100 million pounds not dollars
Enough to clear all outstanding bonds at present
Today if needed
I’m talking pounds not dollars
Hey fromage..
Your aboot $50 million short with your cash in bank ..
but who’s counting ...
Bond payment is due in 14 months ( June 2022)
Cash in bank roughly 100 million pounds
Current rev 200 million a year
So what makes you think their is a problem paying the bond or refinancing obviously Crystal amber have the same feeling or no something we don’t hence why they bought 40 million shares last Friday
Awaiting further updates on holdings
"Based on your analysis and conclusions why would CA purchase additional shares ? If the company options are so limited and handcuffed by bond holders why should they take the financial risk ?"
Its a fair question and without full sight of the bondholder agreement, which I presume CA haven't had, one can really only speculate what their real intentions are.
1: They already had the ability to call and EGM and propose removal of the board - so probably not that.
2: As an activist fund, they have to be seen to be active otherwise their credibility is questioned by their investors,
- over 10% and they have the ability to effectively make a takeover difficult by being able to keep their shares from becoming acquired by a bidder
- over 25% they can block special resolutions, thats the key level to cause grief.
What else can they do to look like they're doing something rather than sitting on the sidelines complaining, buy more shares to show "you mean business" and indirectly support the market price.
3: They actually believe that there is a deeper contact and that the Board and recent CPR is simply wrong.
4: There was block of shares overhanging the market and they took them out to protect the price.
5: There may be a holding level which gives them the right to a seat on the board, often this is 15 or 20%, this would make them privy to whats going on and access to the agreements and advice, although they will become insiders and unable to trade, will be able to make better decisions about the approach to take, rather than currently being blind to the facts (they know nothing more than the shareholders or they wouldn't be able to buy shares)
My guess is 5 perhaps with a bit of 2.
It seems clear to me though that they would want to play hardball with the bondholders as they (Bondholders) have the ability to wipe out shareholders (hence the explicit and repeated warnings).
Trouble is, as a listed entity the Board having damaged their reputations will be keen not to dig a further hole for themselves by taking action that precipitates a total shareholder wipe out.
At the moment their only chance to redeem any value for shareholders is to get rid of the bondholders, take stock and raise cash to drill another well (the CPR spells out the reserves that such a programme might deliver) that means not precipitating anything that gives the Bondholders the right or excuse to step in and demand payment before they can.

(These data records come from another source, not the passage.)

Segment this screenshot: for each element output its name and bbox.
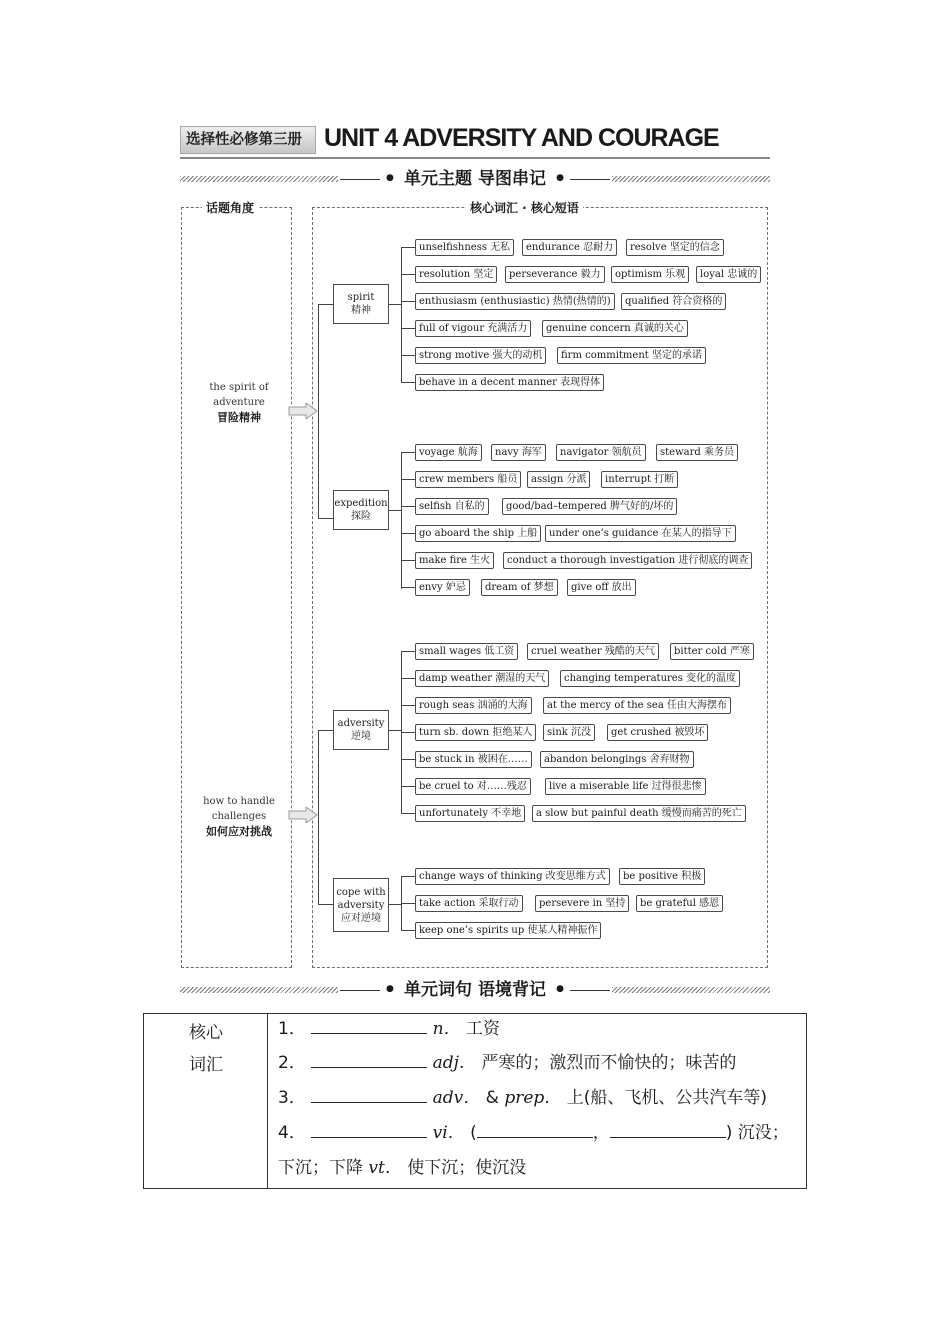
vocab-item-4-continued: 下沉；下降 vt． 使下沉；使沉没 — [278, 1158, 527, 1178]
row-connector — [401, 732, 415, 733]
row-connector — [401, 382, 415, 383]
row-connector — [401, 705, 415, 706]
banner-label-box — [340, 168, 610, 190]
row-connector — [401, 876, 415, 877]
row-connector — [401, 355, 415, 356]
term-box: voyage 航海 — [415, 444, 482, 461]
term-box: damp weather 潮湿的天气 — [415, 670, 549, 687]
vocab-item-4: 4． vi． ( ， ) 沉没； — [278, 1123, 789, 1143]
topic-frame-title: 话题角度 — [202, 200, 258, 216]
banner-title: 单元主题 导图串记 — [404, 169, 546, 189]
vocab-item-1: 1． n． 工资 — [278, 1019, 500, 1039]
header-rule — [180, 157, 770, 159]
term-box: full of vigour 充满活力 — [415, 320, 531, 337]
category-adversity: adversity 逆境 — [333, 710, 389, 750]
row-connector — [401, 903, 415, 904]
category-expedition: expedition 探险 — [333, 490, 389, 530]
term-box: abandon belongings 舍弃财物 — [540, 751, 694, 768]
row-connector — [401, 587, 415, 588]
topic-frame — [181, 207, 292, 968]
category-cope-with-adversity: cope with adversity 应对逆境 — [333, 878, 389, 932]
section-banner-theme — [180, 168, 770, 190]
term-box: dream of 梦想 — [481, 579, 558, 596]
banner-title: 单元词句 语境背记 — [404, 980, 546, 1000]
term-box: a slow but painful death 缓慢而痛苦的死亡 — [532, 805, 746, 822]
term-box: sink 沉没 — [543, 724, 595, 741]
book-tag: 选择性必修第三册 — [180, 126, 316, 154]
term-box: genuine concern 真诚的关心 — [542, 320, 688, 337]
term-box: persevere in 坚持 — [535, 895, 629, 912]
row-connector — [401, 274, 415, 275]
row-connector — [401, 678, 415, 679]
term-box: interrupt 打断 — [601, 471, 678, 488]
term-box: assign 分派 — [527, 471, 590, 488]
term-box: be grateful 感恩 — [636, 895, 723, 912]
term-box: behave in a decent manner 表现得体 — [415, 374, 604, 391]
term-box: be cruel to 对……残忍 — [415, 778, 531, 795]
topic-spirit-of-adventure: the spirit of adventure 冒险精神 — [209, 382, 269, 424]
term-box: live a miserable life 过得很悲惨 — [545, 778, 706, 795]
term-box: get crushed 被毁坏 — [607, 724, 708, 741]
term-box: change ways of thinking 改变思维方式 — [415, 868, 610, 885]
term-box: endurance 忍耐力 — [522, 239, 617, 256]
row-connector — [401, 328, 415, 329]
row-connector — [401, 506, 415, 507]
dot-icon: ● — [386, 984, 394, 994]
term-box: keep one’s spirits up 使某人精神振作 — [415, 922, 601, 939]
core-vocab-table — [143, 1013, 807, 1189]
answer-blank[interactable] — [477, 1122, 593, 1138]
term-box: enthusiasm (enthusiastic) 热情(热情的) — [415, 293, 615, 310]
term-box: under one’s guidance 在某人的指导下 — [545, 525, 736, 542]
term-box: rough seas 汹涌的大海 — [415, 697, 532, 714]
term-box: selfish 自私的 — [415, 498, 489, 515]
vocab-items-cell — [268, 1014, 808, 1188]
term-box: changing temperatures 变化的温度 — [560, 670, 740, 687]
row-connector — [401, 786, 415, 787]
term-box: firm commitment 坚定的承诺 — [557, 347, 706, 364]
term-box: at the mercy of the sea 任由大海摆布 — [543, 697, 731, 714]
row-connector — [401, 651, 415, 652]
vocab-label-line: 词汇 — [189, 1055, 223, 1075]
dot-icon: ● — [556, 173, 564, 183]
row-connector — [401, 533, 415, 534]
answer-blank[interactable] — [311, 1087, 427, 1103]
term-box: perseverance 毅力 — [505, 266, 605, 283]
term-box: envy 妒忌 — [415, 579, 470, 596]
row-connector — [401, 247, 415, 248]
category-spirit: spirit 精神 — [333, 284, 389, 324]
term-box: bitter cold 严寒 — [670, 643, 754, 660]
term-box: conduct a thorough investigation 进行彻底的调查 — [503, 552, 752, 569]
dot-icon: ● — [556, 984, 564, 994]
term-box: small wages 低工资 — [415, 643, 518, 660]
term-box: be positive 积极 — [619, 868, 705, 885]
term-box: navigator 领航员 — [556, 444, 646, 461]
term-box: qualified 符合资格的 — [621, 293, 726, 310]
row-connector — [401, 452, 415, 453]
vocab-item-3: 3． adv． & prep． 上(船、飞机、公共汽车等) — [278, 1088, 767, 1108]
term-box: navy 海军 — [491, 444, 546, 461]
section-banner-sentences — [180, 979, 770, 1001]
term-box: resolve 坚定的信念 — [626, 239, 724, 256]
term-box: steward 乘务员 — [656, 444, 738, 461]
unit-header — [180, 124, 770, 158]
hatch-decoration — [180, 176, 338, 182]
term-box: turn sb. down 拒绝某人 — [415, 724, 536, 741]
term-box: cruel weather 残酷的天气 — [527, 643, 659, 660]
banner-label-box — [340, 979, 610, 1001]
term-box: unfortunately 不幸地 — [415, 805, 525, 822]
row-connector — [401, 560, 415, 561]
answer-blank[interactable] — [610, 1122, 726, 1138]
answer-blank[interactable] — [311, 1018, 427, 1034]
answer-blank[interactable] — [311, 1052, 427, 1068]
topic-handle-challenges: how to handle challenges 如何应对挑战 — [203, 796, 275, 838]
row-connector — [401, 479, 415, 480]
term-box: good/bad–tempered 脾气好的/坏的 — [502, 498, 677, 515]
term-box: be stuck in 被困在…… — [415, 751, 532, 768]
row-connector — [401, 813, 415, 814]
hatch-decoration — [612, 176, 770, 182]
term-box: give off 放出 — [567, 579, 636, 596]
vocab-frame-title: 核心词汇 · 核心短语 — [466, 200, 583, 216]
term-box: loyal 忠诚的 — [696, 266, 761, 283]
vocab-item-2: 2． adj． 严寒的；激烈而不愉快的；味苦的 — [278, 1053, 737, 1073]
hatch-decoration — [180, 987, 338, 993]
term-box: strong motive 强大的动机 — [415, 347, 546, 364]
term-box: go aboard the ship 上船 — [415, 525, 541, 542]
hatch-decoration — [612, 987, 770, 993]
term-box: crew members 船员 — [415, 471, 521, 488]
term-box: unselfishness 无私 — [415, 239, 514, 256]
term-box: resolution 坚定 — [415, 266, 497, 283]
term-box: optimism 乐观 — [611, 266, 689, 283]
arrow-right-icon — [288, 807, 318, 823]
row-connector — [401, 930, 415, 931]
answer-blank[interactable] — [311, 1122, 427, 1138]
vocab-label-cell — [144, 1014, 268, 1188]
dot-icon: ● — [386, 173, 394, 183]
term-box: make fire 生火 — [415, 552, 494, 569]
term-box: take action 采取行动 — [415, 895, 523, 912]
unit-title: UNIT 4 ADVERSITY AND COURAGE — [324, 124, 719, 152]
row-connector — [401, 301, 415, 302]
row-connector — [401, 759, 415, 760]
arrow-right-icon — [288, 403, 318, 419]
vocab-label-line: 核心 — [189, 1023, 223, 1043]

If they went off and started drilling a new well, then the clear risks are that they're unable to pay the bondholders next year as theres not enough cashflow to do that having spent much of it drilling (putting aside the loss of revenue while drilling). It may well be successful but unless they can guarantee to have enough cash to repay, hold funds for decom and have an auditable going concern clearance the bondholders will just step in and take the lot.. wiping out the shareholders.
Looks like we are finally making the last call at these depressed levels. I have topped up yet again. I want a seat on the board at this rate.
RNS Translator
Based on your analysis and conclusions why would CA purchase additional shares ? If the company options are so limited and handcuffed by bond holders why should they take the financial risk ?a
RNS Translator
Based on your analysis and conclusions why would CA purchase additional shares ? If the company options are so limited and handcuffed by bond holders why should they take the financial risk ?
Ah they maybe unkind to little old Ladies but CA have skin in the game and a lot of it.